PLUS loans — taken out by parents or graduate students — add to the total cost of attendance financed by debt at Cypress College.
| Group | Borrowers | Median debt incl. PLUS |
|---|---|---|
| All borrowers | 821 | $13,297 |
Stafford loans are the federal direct-loan program most undergraduates use. The breakdown below separates borrowers who used Stafford loans from those who did not at Cypress College.
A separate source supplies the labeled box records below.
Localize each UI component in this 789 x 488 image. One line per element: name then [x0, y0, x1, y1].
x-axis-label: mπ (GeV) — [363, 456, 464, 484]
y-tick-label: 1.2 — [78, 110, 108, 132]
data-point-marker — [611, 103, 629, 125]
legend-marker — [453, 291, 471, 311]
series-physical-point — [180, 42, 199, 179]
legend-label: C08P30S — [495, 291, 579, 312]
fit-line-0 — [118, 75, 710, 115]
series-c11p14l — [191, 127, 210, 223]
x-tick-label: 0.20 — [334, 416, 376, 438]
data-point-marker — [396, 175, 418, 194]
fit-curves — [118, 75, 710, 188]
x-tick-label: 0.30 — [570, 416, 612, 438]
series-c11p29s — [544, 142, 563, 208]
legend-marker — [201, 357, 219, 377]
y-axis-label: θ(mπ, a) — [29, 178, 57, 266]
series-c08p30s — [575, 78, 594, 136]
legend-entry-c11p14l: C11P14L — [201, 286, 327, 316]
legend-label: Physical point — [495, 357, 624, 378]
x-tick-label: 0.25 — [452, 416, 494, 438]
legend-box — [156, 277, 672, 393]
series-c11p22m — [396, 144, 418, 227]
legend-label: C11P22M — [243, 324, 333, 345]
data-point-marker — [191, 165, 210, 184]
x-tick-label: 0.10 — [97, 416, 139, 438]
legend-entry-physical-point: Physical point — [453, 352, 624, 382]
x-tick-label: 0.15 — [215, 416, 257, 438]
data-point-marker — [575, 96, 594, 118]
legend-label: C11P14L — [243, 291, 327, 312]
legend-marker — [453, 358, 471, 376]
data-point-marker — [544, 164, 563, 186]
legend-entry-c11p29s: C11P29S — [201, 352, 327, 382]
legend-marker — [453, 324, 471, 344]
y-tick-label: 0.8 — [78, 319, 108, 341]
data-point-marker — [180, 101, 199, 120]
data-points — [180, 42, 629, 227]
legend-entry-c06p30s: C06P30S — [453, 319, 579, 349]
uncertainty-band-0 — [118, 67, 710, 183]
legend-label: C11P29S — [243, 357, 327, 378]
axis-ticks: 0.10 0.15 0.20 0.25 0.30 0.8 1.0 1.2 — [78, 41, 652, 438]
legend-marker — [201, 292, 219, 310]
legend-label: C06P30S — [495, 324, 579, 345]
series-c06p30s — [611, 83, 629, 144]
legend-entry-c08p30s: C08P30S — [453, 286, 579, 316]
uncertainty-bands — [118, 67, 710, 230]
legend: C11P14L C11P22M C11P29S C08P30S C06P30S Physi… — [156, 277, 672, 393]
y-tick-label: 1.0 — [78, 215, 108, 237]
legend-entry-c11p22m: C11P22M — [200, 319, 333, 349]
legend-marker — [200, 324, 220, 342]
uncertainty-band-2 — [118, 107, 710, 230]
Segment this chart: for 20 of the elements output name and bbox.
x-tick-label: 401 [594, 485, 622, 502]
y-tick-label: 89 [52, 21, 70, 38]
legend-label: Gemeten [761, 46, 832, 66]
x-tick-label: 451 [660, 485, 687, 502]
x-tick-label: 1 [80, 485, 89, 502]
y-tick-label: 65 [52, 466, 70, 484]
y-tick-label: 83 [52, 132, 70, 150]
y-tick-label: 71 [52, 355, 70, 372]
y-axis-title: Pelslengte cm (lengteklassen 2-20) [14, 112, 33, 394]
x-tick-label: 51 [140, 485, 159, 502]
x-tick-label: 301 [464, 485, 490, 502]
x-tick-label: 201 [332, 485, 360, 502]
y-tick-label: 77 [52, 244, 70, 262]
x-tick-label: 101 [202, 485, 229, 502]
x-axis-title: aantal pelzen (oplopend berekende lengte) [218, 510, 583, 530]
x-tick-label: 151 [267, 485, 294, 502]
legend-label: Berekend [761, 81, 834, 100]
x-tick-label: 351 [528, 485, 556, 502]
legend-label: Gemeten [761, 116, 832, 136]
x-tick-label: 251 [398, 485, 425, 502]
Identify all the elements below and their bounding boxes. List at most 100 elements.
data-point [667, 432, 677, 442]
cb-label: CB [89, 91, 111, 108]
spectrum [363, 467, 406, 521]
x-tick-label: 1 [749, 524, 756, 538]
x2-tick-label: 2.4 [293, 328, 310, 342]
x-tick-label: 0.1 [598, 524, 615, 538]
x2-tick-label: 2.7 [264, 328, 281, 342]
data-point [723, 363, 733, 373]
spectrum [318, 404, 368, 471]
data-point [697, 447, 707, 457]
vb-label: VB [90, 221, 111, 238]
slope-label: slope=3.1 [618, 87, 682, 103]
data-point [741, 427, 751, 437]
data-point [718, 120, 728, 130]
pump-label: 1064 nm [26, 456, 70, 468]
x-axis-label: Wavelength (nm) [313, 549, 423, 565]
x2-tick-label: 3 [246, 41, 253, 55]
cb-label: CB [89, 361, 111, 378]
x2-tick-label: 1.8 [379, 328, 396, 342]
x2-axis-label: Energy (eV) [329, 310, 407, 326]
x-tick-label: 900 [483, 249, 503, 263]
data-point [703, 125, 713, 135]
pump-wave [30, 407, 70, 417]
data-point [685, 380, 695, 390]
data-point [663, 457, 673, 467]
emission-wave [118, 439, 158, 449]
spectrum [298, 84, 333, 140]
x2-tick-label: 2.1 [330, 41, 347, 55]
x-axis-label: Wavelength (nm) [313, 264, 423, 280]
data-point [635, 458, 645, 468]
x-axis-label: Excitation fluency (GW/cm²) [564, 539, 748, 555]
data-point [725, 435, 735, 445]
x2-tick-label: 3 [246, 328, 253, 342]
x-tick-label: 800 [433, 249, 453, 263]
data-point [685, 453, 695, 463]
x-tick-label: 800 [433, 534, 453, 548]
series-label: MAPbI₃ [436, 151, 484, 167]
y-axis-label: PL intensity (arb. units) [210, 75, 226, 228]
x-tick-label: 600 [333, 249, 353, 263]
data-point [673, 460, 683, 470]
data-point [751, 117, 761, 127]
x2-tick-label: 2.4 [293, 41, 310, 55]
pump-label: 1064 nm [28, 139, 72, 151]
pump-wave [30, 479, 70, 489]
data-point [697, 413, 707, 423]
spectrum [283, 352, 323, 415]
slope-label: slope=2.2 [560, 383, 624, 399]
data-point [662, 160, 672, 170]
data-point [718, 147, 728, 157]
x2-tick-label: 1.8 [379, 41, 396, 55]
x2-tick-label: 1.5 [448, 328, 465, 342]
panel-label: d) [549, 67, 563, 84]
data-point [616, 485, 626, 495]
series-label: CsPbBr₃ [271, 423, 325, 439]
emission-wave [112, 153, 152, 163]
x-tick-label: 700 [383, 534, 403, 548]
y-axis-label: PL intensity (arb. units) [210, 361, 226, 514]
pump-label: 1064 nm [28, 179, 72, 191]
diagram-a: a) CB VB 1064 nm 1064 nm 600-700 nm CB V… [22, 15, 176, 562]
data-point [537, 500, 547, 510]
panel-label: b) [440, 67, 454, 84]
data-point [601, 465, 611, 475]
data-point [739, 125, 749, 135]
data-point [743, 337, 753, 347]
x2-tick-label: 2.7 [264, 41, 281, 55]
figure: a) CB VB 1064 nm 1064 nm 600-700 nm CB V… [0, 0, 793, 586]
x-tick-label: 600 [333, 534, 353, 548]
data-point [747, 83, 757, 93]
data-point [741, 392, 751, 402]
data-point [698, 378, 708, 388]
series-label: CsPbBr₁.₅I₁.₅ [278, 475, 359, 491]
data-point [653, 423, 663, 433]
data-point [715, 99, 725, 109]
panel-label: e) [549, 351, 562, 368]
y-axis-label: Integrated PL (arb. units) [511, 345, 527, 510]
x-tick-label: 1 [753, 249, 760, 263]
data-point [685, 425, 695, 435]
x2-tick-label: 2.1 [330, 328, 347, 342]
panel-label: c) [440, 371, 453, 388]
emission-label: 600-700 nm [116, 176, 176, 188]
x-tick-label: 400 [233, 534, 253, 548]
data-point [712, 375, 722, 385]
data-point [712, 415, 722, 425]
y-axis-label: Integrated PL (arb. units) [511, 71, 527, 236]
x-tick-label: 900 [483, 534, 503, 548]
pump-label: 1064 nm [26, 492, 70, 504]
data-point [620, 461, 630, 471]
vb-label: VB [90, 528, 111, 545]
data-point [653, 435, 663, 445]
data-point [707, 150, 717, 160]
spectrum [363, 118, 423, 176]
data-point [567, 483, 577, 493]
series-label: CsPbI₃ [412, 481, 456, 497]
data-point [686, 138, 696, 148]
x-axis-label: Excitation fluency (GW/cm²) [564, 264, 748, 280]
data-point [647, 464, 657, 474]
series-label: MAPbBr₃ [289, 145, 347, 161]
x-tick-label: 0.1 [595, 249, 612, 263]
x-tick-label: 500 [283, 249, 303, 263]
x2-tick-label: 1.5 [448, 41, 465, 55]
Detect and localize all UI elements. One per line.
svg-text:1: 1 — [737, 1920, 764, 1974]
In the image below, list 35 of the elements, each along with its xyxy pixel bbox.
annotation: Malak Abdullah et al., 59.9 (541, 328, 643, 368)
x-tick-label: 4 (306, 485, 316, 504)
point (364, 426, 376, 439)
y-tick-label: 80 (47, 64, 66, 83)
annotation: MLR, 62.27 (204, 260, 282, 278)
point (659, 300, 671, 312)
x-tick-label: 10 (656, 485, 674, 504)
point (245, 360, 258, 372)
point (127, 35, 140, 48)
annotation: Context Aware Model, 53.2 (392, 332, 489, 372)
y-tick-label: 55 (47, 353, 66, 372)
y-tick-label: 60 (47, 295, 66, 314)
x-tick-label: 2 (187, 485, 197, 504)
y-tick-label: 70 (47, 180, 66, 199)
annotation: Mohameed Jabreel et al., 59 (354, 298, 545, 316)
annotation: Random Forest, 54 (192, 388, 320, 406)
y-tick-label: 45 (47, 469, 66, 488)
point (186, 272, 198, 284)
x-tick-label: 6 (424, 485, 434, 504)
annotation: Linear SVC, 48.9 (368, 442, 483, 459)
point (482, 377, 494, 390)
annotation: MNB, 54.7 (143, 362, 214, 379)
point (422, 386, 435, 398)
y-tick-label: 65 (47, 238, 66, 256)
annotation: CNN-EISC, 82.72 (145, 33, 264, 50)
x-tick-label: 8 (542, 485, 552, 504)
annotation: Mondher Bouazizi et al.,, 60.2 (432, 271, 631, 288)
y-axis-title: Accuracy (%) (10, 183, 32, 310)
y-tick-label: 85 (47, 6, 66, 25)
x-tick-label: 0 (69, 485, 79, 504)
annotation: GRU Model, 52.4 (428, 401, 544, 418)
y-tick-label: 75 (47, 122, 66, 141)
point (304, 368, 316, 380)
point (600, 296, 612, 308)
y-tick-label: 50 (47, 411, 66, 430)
Stafford vs Non-Stafford (any year)
| Cohort | Borrowers | Median debt incl. PLUS |
|---|---|---|
| Used a Stafford loan | 785 | $13,500 |
| No Stafford loan | 36 | $8,555 |
Borrowers With a Stafford Loan This Year
| Cohort | Borrowers | Median debt incl. PLUS |
|---|---|---|
| Stafford loan this year | 17 | — |
| No Stafford loan this year | 804 | — |
These figures turn the debt totals into a monthly repayment picture for Cypress College.
The default rate measures how many borrowers fall behind and ultimately fail to repay their federal loans. Two-year cohort default-rate data for Cypress College appears below.
| Metric | Value |
|---|---|
| 2-year cohort default rate | 14.2% |
| Borrowers in the cohort | 463 |
The cohort default rate tracks borrowers who entered repayment in a given year and defaulted within the two-year measurement window.
The breakdowns below show median federal debt by income, first-generation status, and dependency.
Median Debt by Income Bracket
| Income tier | Median federal debt |
|---|---|
| Low income | $8,220 |
| Middle income | $8,500 |
| High income | $4,500 |
By First-Generation Status
| Cohort | Median federal debt |
|---|---|
| First-generation students | $7,600 |
| Continuing-generation students | $7,281 |
By Dependency Status
| Cohort | Median federal debt |
|---|---|
| Dependent students | $4,250 |
| Independent students | $9,500 |
The Department of Education computes gap indicators that show how borrowing differs between student groups at Cypress College.
Subsidized and Unsubsidized Loans
Unsubsidized federal student loans accrue interest every month — even while you are still enrolled. Unless you pay that interest as it builds, the balance you owe at graduation can be noticeably higher than the amount you originally borrowed.
Did You Know?
Unlike most other debt, federal student loans generally survive bankruptcy — and unpaid balances can lead to wage garnishment — so borrow only what you truly need.
References
More about our data sources and methodologies.